The errors, if continued, could subject Michigan to federal penalties of up to $320 million because of a high payment error rate, Mungo said.
“Because of her above described activity, advocacy and refusals to participate in unlawful practices, Defendants subjected Plaintiff to a continuous and escalating pattern of retaliation that caused severe harm to her health, career, and livelihood,” according to the suit.
Michigan allegedly collected improper MiCAP-to-FAP debts, although a binding administrative law judge order in 2020 told the department to delete these debts and to complete FAP eligibility using actual income and expenses, according to the lawsuit.
Since 2020, thousands of disabled and elderly residents have been subjected to unlawful collections, Mungo said.
“We’re asking that as many as those individuals who have been subject to these aggressive, abusive collection actions, who may be great witnesses in Ms. Cordell’s prosecuting her case as a whistleblower protecting these individuals, to come forward,” said Mungo.

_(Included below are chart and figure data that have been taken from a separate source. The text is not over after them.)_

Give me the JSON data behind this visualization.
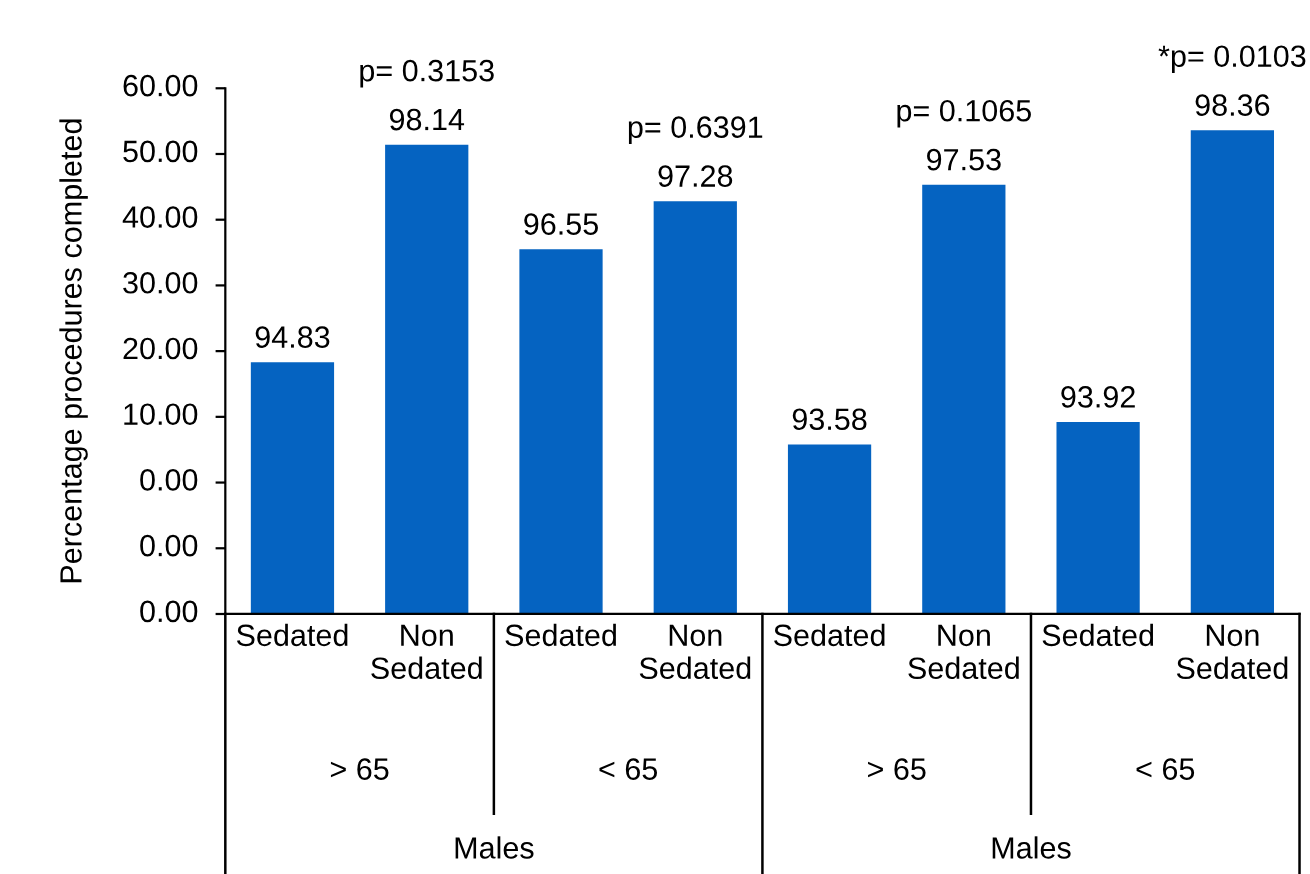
{
  "chart_data": {
    "type": "bar",
    "ylabel": "Percentage procedures completed",
    "categories": [
      "Sedated",
      "Non\nSedated",
      "Sedated",
      "Non\nSedated",
      "Sedated",
      "Non\nSedated",
      "Sedated",
      "Non\nSedated"
    ],
    "values": [
      94.83,
      98.14,
      96.55,
      97.28,
      93.58,
      97.53,
      93.92,
      98.36
    ],
    "color": "#0563c1",
    "data_labels": true,
    "ylim": [
      91,
      99
    ],
    "yticks": [
      {
        "value": 91,
        "label": null
      },
      {
        "value": 92,
        "label": null
      },
      {
        "value": 93,
        "label": null
      },
      {
        "value": 94,
        "label": null
      },
      {
        "value": 95,
        "label": null
      },
      {
        "value": 96,
        "label": null
      },
      {
        "value": 97,
        "label": null
      },
      {
        "value": 98,
        "label": null
      },
      {
        "value": 99,
        "label": null
      }
    ],
    "annotations": [
      "0.00",
      "0.00",
      "0.00",
      "10.00",
      "20.00",
      "30.00",
      "40.00",
      "50.00",
      "60.00",
      "p= 0.3153",
      "p= 0.6391",
      "p= 0.1065",
      "*p= 0.0103",
      "> 65",
      "< 65",
      "> 65",
      "< 65",
      "Males",
      "Males"
    ],
    "grid": false,
    "legend": false
  }
}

“The state, my department, is making people pay debts, maybe $20,000 to $30,000 maybe even more,” Cordell said during the press conference. “Michigan citizens have been subjected to debt that’s illegal and fraudulent. These people are our seniors. We should be looking out for our seniors, but no, the state of Michigan is harming our seniors by making them pay illegal and fraudulent debts.”
Michigan’s health department did not respond to a request for comment.
“These citizens were entitled to their benefits,” Cordell told CapCon in a text message. “The department know[s], and they still let the harm continue.”